Step 3: Convert JSON to Protobuf

Protocol Buffers (Protobuf) is another common binary format, widely used in high-performance microservice communication, especially with gRPC. Like Avro, it is schema-based, compact, and efficient.

This step teaches you how to convert a JSON message to the Protobuf format.

The Goal

You will create a pipeline that takes a JSON message, validates it against a Protobuf schema, and converts it to the binary Protobuf format.

The "Prepare -> Convert" Pattern

  1. Define Schema: Protobuf requires a schema in a .proto file that describes the message structure.
  2. Prepare: The incoming JSON must be structured to match the .proto definition.
  3. Convert: Use the to_protobuf processor to perform the conversion.

Implementation

  1. Define the Protobuf Schema: Create a file named sensor.proto.

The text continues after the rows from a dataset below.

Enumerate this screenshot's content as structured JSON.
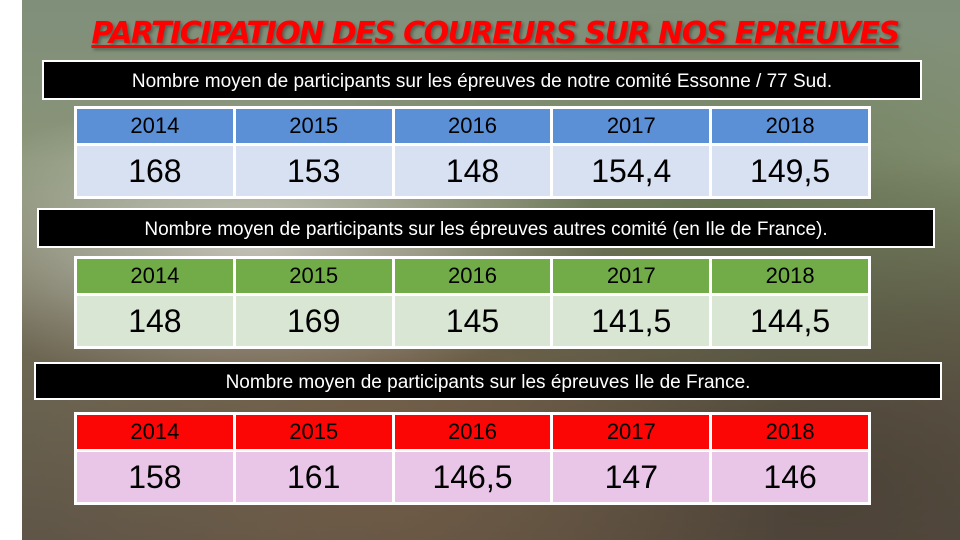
{
  "title": "PARTICIPATION DES COUREURS SUR NOS EPREUVES",
  "sections": [
    {
      "caption": "Nombre moyen de participants sur les épreuves de notre comité Essonne / 77 Sud.",
      "years": [
        "2014",
        "2015",
        "2016",
        "2017",
        "2018"
      ],
      "values": [
        "168",
        "153",
        "148",
        "154,4",
        "149,5"
      ]
    },
    {
      "caption": "Nombre moyen de participants sur les épreuves autres comité (en Ile de France).",
      "years": [
        "2014",
        "2015",
        "2016",
        "2017",
        "2018"
      ],
      "values": [
        "148",
        "169",
        "145",
        "141,5",
        "144,5"
      ]
    },
    {
      "caption": "Nombre moyen de participants sur les épreuves Ile de France.",
      "years": [
        "2014",
        "2015",
        "2016",
        "2017",
        "2018"
      ],
      "values": [
        "158",
        "161",
        "146,5",
        "147",
        "146"
      ]
    }
  ],
  "colors": {
    "title": "#ff0000",
    "table1_header": "#5b8fd6",
    "table1_values": "#d7e1f1",
    "table2_header": "#72ac48",
    "table2_values": "#d9e6d3",
    "table3_header": "#fb0505",
    "table3_values": "#e9c6e8"
  }
}
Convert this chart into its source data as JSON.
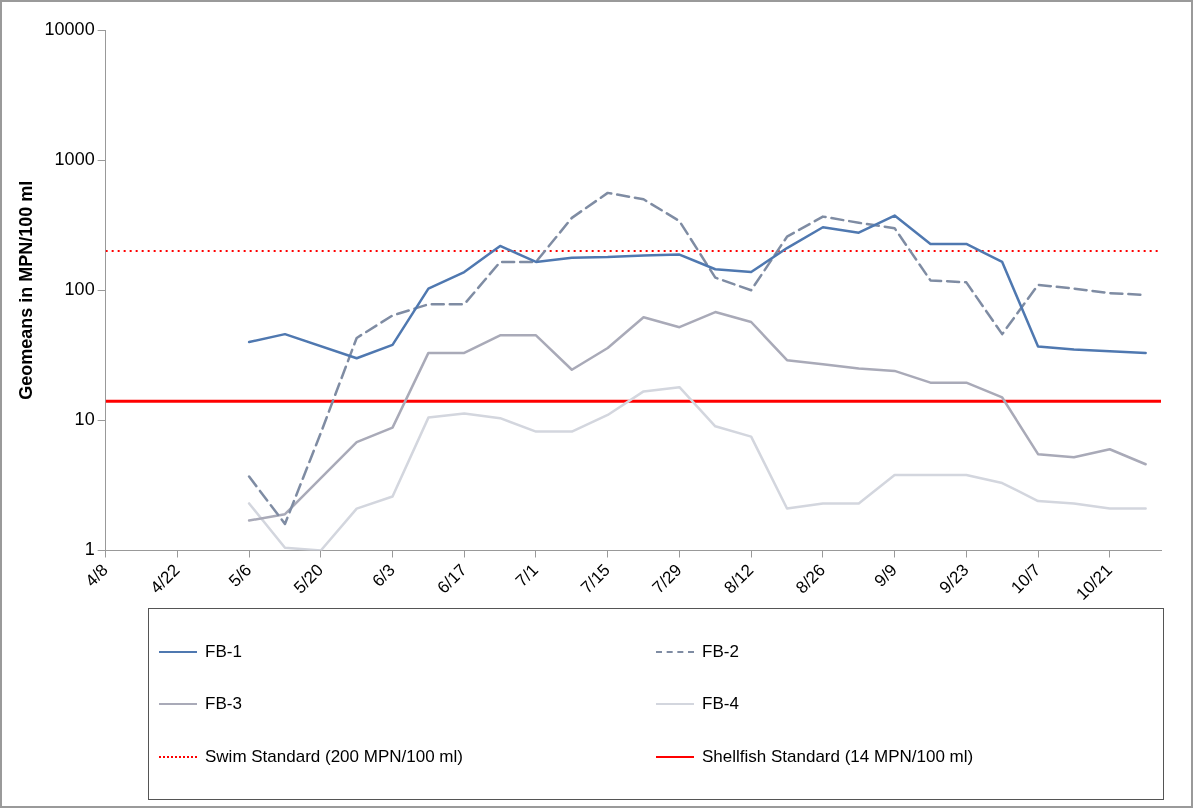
{
  "chart_data": {
    "type": "line",
    "ylabel": "Geomeans in MPN/100 ml",
    "x": [
      "--05-06",
      "--05-13",
      "--05-20",
      "--05-27",
      "--06-03",
      "--06-10",
      "--06-17",
      "--06-24",
      "--07-01",
      "--07-08",
      "--07-15",
      "--07-22",
      "--07-29",
      "--08-05",
      "--08-12",
      "--08-19",
      "--08-26",
      "--09-02",
      "--09-09",
      "--09-16",
      "--09-23",
      "--09-30",
      "--10-07",
      "--10-14",
      "--10-21",
      "--10-28"
    ],
    "series": [
      {
        "name": "FB-1",
        "color": "#4f78b0",
        "line_style": "solid",
        "values": [
          40,
          46,
          null,
          30,
          38,
          103,
          138,
          219,
          165,
          178,
          180,
          185,
          188,
          145,
          138,
          211,
          305,
          277,
          375,
          227,
          227,
          165,
          37,
          35,
          34,
          33
        ]
      },
      {
        "name": "FB-2",
        "color": "#7f8ca3",
        "line_style": "dashed",
        "values": [
          3.7,
          1.6,
          8,
          43,
          64,
          78,
          78,
          165,
          165,
          360,
          560,
          500,
          340,
          125,
          100,
          258,
          368,
          330,
          300,
          119,
          115,
          46,
          110,
          103,
          95,
          92
        ]
      },
      {
        "name": "FB-3",
        "color": "#a9aab8",
        "line_style": "solid",
        "values": [
          1.7,
          1.9,
          3.6,
          6.8,
          8.8,
          33,
          33,
          45,
          45,
          24.5,
          36,
          62,
          52,
          68,
          57,
          29,
          27,
          25,
          24,
          19.5,
          19.5,
          15,
          5.5,
          5.2,
          6,
          4.6
        ]
      },
      {
        "name": "FB-4",
        "color": "#d3d6de",
        "line_style": "solid",
        "values": [
          2.3,
          1.05,
          1,
          2.1,
          2.6,
          10.5,
          11.3,
          10.4,
          8.2,
          8.2,
          11,
          16.7,
          18,
          9,
          7.5,
          2.1,
          2.3,
          2.3,
          3.8,
          3.8,
          3.8,
          3.3,
          2.4,
          2.3,
          2.1,
          2.1
        ]
      }
    ],
    "ref_lines": [
      {
        "axis": "y",
        "value": 200,
        "label": "Swim Standard (200 MPN/100 ml)",
        "color": "#ff0000",
        "line_style": "dotted"
      },
      {
        "axis": "y",
        "value": 14,
        "label": "Shellfish Standard (14 MPN/100 ml)",
        "color": "#ff0000",
        "line_style": "solid"
      }
    ],
    "log": "y",
    "xlim": [
      "--04-08",
      "--10-31"
    ],
    "xticks": [
      {
        "value": "--04-08",
        "label": "4/8"
      },
      {
        "value": "--04-22",
        "label": "4/22"
      },
      {
        "value": "--05-06",
        "label": "5/6"
      },
      {
        "value": "--05-20",
        "label": "5/20"
      },
      {
        "value": "--06-03",
        "label": "6/3"
      },
      {
        "value": "--06-17",
        "label": "6/17"
      },
      {
        "value": "--07-01",
        "label": "7/1"
      },
      {
        "value": "--07-15",
        "label": "7/15"
      },
      {
        "value": "--07-29",
        "label": "7/29"
      },
      {
        "value": "--08-12",
        "label": "8/12"
      },
      {
        "value": "--08-26",
        "label": "8/26"
      },
      {
        "value": "--09-09",
        "label": "9/9"
      },
      {
        "value": "--09-23",
        "label": "9/23"
      },
      {
        "value": "--10-07",
        "label": "10/7"
      },
      {
        "value": "--10-21",
        "label": "10/21"
      }
    ],
    "ylim": [
      1,
      10000
    ],
    "yticks": [
      1,
      10,
      100,
      1000,
      10000
    ],
    "grid": false,
    "legend": "bottom",
    "marker": "none"
  }
}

This schema defines the structure for our sensor data.

    sensor.proto
    syntax = "proto3";

    message SensorReading {
    string sensor_id = 1;
    double temperature = 2;
    int64 timestamp_unix_ms = 3;
    }
  2. Create the Conversion Pipeline: Copy the following configuration into a file named json-to-protobuf.yaml.

    json-to-protobuf.yaml
    name: json-to-protobuf-converter
    description: A pipeline that converts JSON to Protobuf.

    config:
    input:
    generate:
    interval: 1s
    mapping: |
    root = {
    "sensor_id": "sensor-1",
    "temperature": 25.5,
    "timestamp": now().ts_format_iso8601()
    }

    pipeline:
    processors:
    # 1. PREPARE: Ensure the data matches the Protobuf schema.
    # The field names must match exactly, and we need to convert the
    # timestamp to the format expected by the schema (unix milliseconds).
    - mapping: |
    root = {
    "sensor_id": this.sensor_id,
    "temperature": this.temperature,
    "timestamp_unix_ms": this.timestamp.parse_timestamp().unix_milli()
    }

    # 2. CONVERT: Convert the prepared JSON object to Protobuf binary format.
    - to_protobuf:
    proto_path: "file://./sensor.proto"
    message: "SensorReading"

    output:
    stdout:
    codec: lines
  3. Deploy and Observe: Watch the logs. The output will be a stream of binary Protobuf data, just like with Avro.

Verification

The unreadable binary text in your console confirms the successful conversion. A gRPC service or any other microservice with access to the sensor.proto file would be able to deserialize this binary data into a type-safe object in its native programming language.

You have now learned how to convert JSON to another popular and powerful binary format.